Ces faits sont constitutifs, sans nul doute, de torture au sens de l’article premier de la Convention des Nations Unies Contre la torture et autres peines ou traitements cruels, inhumains ou dégradants.
Il a été porté à la connaissance des ODDH que des actes de torture ainsi que des traitements cruels, inhumains et dégradants sont pratiqués dans ces locaux notamment le fait de :
– Faire mettre une personne à genoux toute la nuit ;
– Proférer des menaces réelles de mort, avec arme braquée sur ces personnes pendant des heures ;
– Menotter les personnes par arrière pendant 95 jours durant ;
– Arroser les personnes de l’eau glacée sur le corps pendant une bonne partie de la nuit ;
– Contraindre les personnes à rester sous la pluie ;
– Contraindre les personnes à regarder le soleil pendant 03 heures durant, sans fermer les yeux, ni baisser la tête ;
– Rester debout pendant une semaine entière, nuits et jours ;
– Se coucher tout nu à même le plancher cimenté
– Passer des nuits à côté d’un groupe électrogène en marche…
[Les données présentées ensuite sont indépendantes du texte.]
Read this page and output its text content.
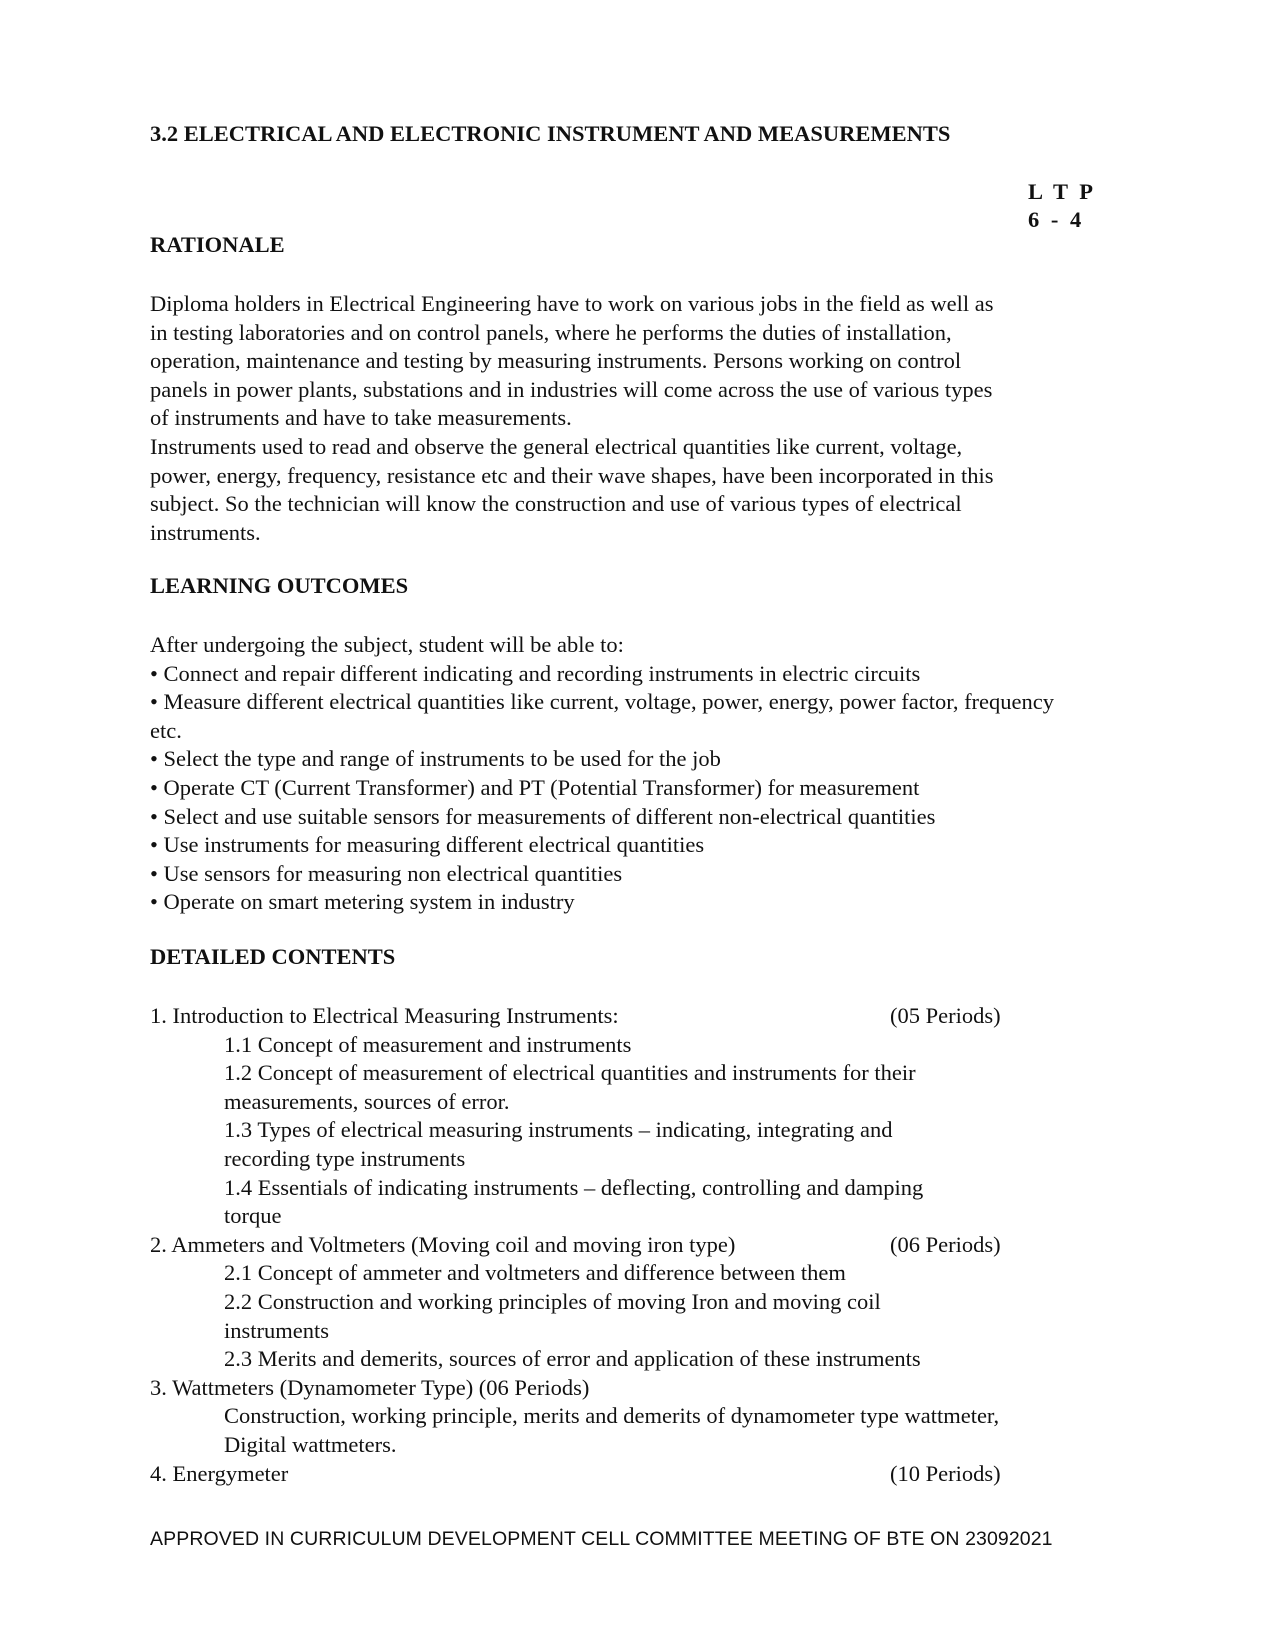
3.2 ELECTRICAL AND ELECTRONIC INSTRUMENT AND MEASUREMENTS
L T P
6 - 4
RATIONALE

Diploma holders in Electrical Engineering have to work on various jobs in the field as well as

in testing laboratories and on control panels, where he performs the duties of installation,

operation, maintenance and testing by measuring instruments. Persons working on control

panels in power plants, substations and in industries will come across the use of various types

of instruments and have to take measurements.

Instruments used to read and observe the general electrical quantities like current, voltage,

power, energy, frequency, resistance etc and their wave shapes, have been incorporated in this

subject. So the technician will know the construction and use of various types of electrical

instruments.

LEARNING OUTCOMES
After undergoing the subject, student will be able to:
• Connect and repair different indicating and recording instruments in electric circuits
• Measure different electrical quantities like current, voltage, power, energy, power factor, frequency
etc.
• Select the type and range of instruments to be used for the job
• Operate CT (Current Transformer) and PT (Potential Transformer) for measurement
• Select and use suitable sensors for measurements of different non-electrical quantities
• Use instruments for measuring different electrical quantities
• Use sensors for measuring non electrical quantities
• Operate on smart metering system in industry
DETAILED CONTENTS
1. Introduction to Electrical Measuring Instruments:	(05 Periods)
1.1 Concept of measurement and instruments
1.2 Concept of measurement of electrical quantities and instruments for their
measurements, sources of error.
1.3 Types of electrical measuring instruments – indicating, integrating and
recording type instruments
1.4 Essentials of indicating instruments – deflecting, controlling and damping
torque
2. Ammeters and Voltmeters (Moving coil and moving iron type)	(06 Periods)
2.1 Concept of ammeter and voltmeters and difference between them
2.2 Construction and working principles of moving Iron and moving coil
instruments
2.3 Merits and demerits, sources of error and application of these instruments
3. Wattmeters (Dynamometer Type) (06 Periods)
Construction, working principle, merits and demerits of dynamometer type wattmeter,
Digital wattmeters.
4. Energymeter	(10 Periods)
APPROVED IN CURRICULUM DEVELOPMENT CELL COMMITTEE MEETING OF BTE ON 23092021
Plus inquiétant, ces détentions se pratiquent sans aucune intervention des juridictions compétentes, particulièrement le Ministère Public qui a le monopole des poursuites en la matière et ne s’apparentent pas moins à des mesures de garde-à-vue mais bien plus s’assimilent à des peines privatives de liberté.
Or, en aucun cas et sous aucun prétexte, de tels actes ne sont admissibles comme en témoigne le caractère absolu de l’interdiction de la torture par l’article 5 de la Déclaration Universelle des Droits de l’Homme, la Convention contre la torture, et autres peines ou traitement cruels, inhumains ou dégradants du 10 décembre 1984, ratifiée par le Togo, ainsi que par l’alinéa 2 de l’article 20 de la Constitution togolaise du 14 octobre 1992.
Les ODDH rappellent les dispositions de l’article 12 de la Convention de New-York contre la torture du 10 décembre 1984 selon lesquelles :
« Tout Etat partie veille à ce que les autorités compétentes procèdent immédiatement à une enquête impartiale chaque fois qu’il y a des motifs raisonnables de croire qu’un acte de torture a été commis sur tout territoire sous sa juridiction ».
Les ODDH signataires de la présente lettre ayant constant à l’esprit que cette Agence dépend entièrement de la Présidence de la République, sont en droit de conclure que les exactions qui y sont commises impliquent directement le chef de l’Etat.
Pour toutes ces raisons, nous, Organisations de Défense des Droits de l’Homme, relevons et dénonçons le caractère illégal et hautement répréhensible des actes et pratiques auxquels se livre l’Agence Nationale de Renseignement.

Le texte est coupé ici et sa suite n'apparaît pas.